If you plan on camping at the location while clearing it, make sure you have a tent or shelter that you can
spend the night in or shelter under if the weather changes. Clear a small area for this purpose first. Along
with your overnight supplies; water, food, shelter, first aid, EDC, and survival items, you may need a saw,
hatchet, axe, or machete to clear the area. As the area is becoming more usable, you can modify what
you need to have or carry to the camp. You may also find it useful to cache some of the tools or supplies
that you are using at the camp. Having decided how you are going to use the camp, there are some
decisions to be made. If you only plan to use the camp for one weekend a month using a tent for shelter,
there may not be a need for a semi-permanent long term shelter, so you can concentrate on your
fire/kitchen area or some camp furniture such as a bench or stool. Unless you want to spend a lot of time
cooped up in a tent, you’ll eventually want some
other form of shelter such as a lean-to that allows
you to escape the weather while working on
projects, relaxing, cooking, etc. You may also want
to fabricate a raised bed or cot for the lean to that is
high enough to sit on as well as a place to rest,
nap, or sleep. If you plan on using the camp on a
regular basis or for extended stays you should start
working on the long term shelter and other
amenities to make camp life easier. Again think
about the type of shelter you want, and how to
furnish it before building it. Once the shelter is done
or at least well on its way, you can start bringing in
the cast iron pot and pans, storage containers,
cooking tripod or spit, and anything else you may
want or use at camp. Once your camp is to this point you should be able to stay comfortably carrying in
only minimal supplies each trip. If you find yourself carrying in the same thing each trip, consider leaving
those items at camp or buying those or similar items that can be left at camp. Traveling easily and light to
and from camp will make camping more enjoyable and you’ll be more apt to go to the bushcraft camp.
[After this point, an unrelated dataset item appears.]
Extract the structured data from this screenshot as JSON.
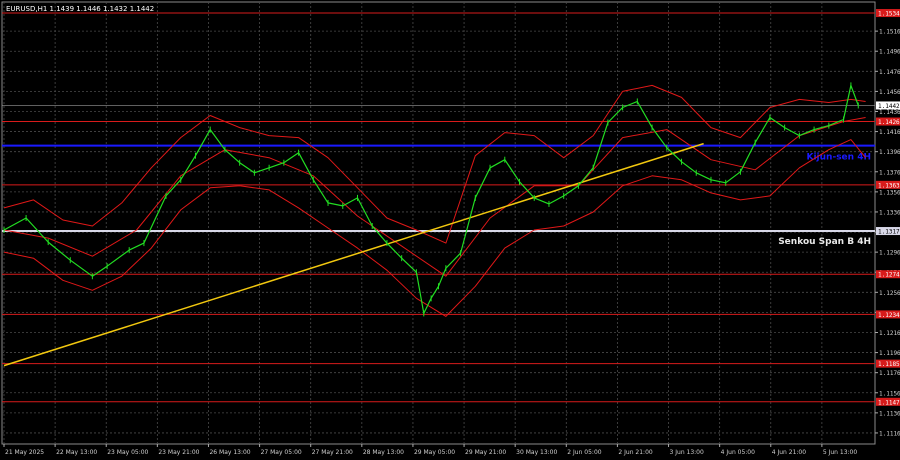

Carrying a Dutch oven, axe, saws, machetes and other heavy stuff every time you go will take a toll on you
and is likely to dampen your spirits just thinking about packing it in an out. The most important part of
bushcrafting is enjoying the camp and time outdoors, don’t over complicate things.
Although your thoughts or needs may differ from my own, I hope I have given you something to think
about and maybe coaxed you into bushcrafting if you were undecided. Bushcrafting is very enjoyable,
even the work involved is enjoyable and rewarding to be able to look upon what you’ve created with a
minimum of tools and the comforts it provides.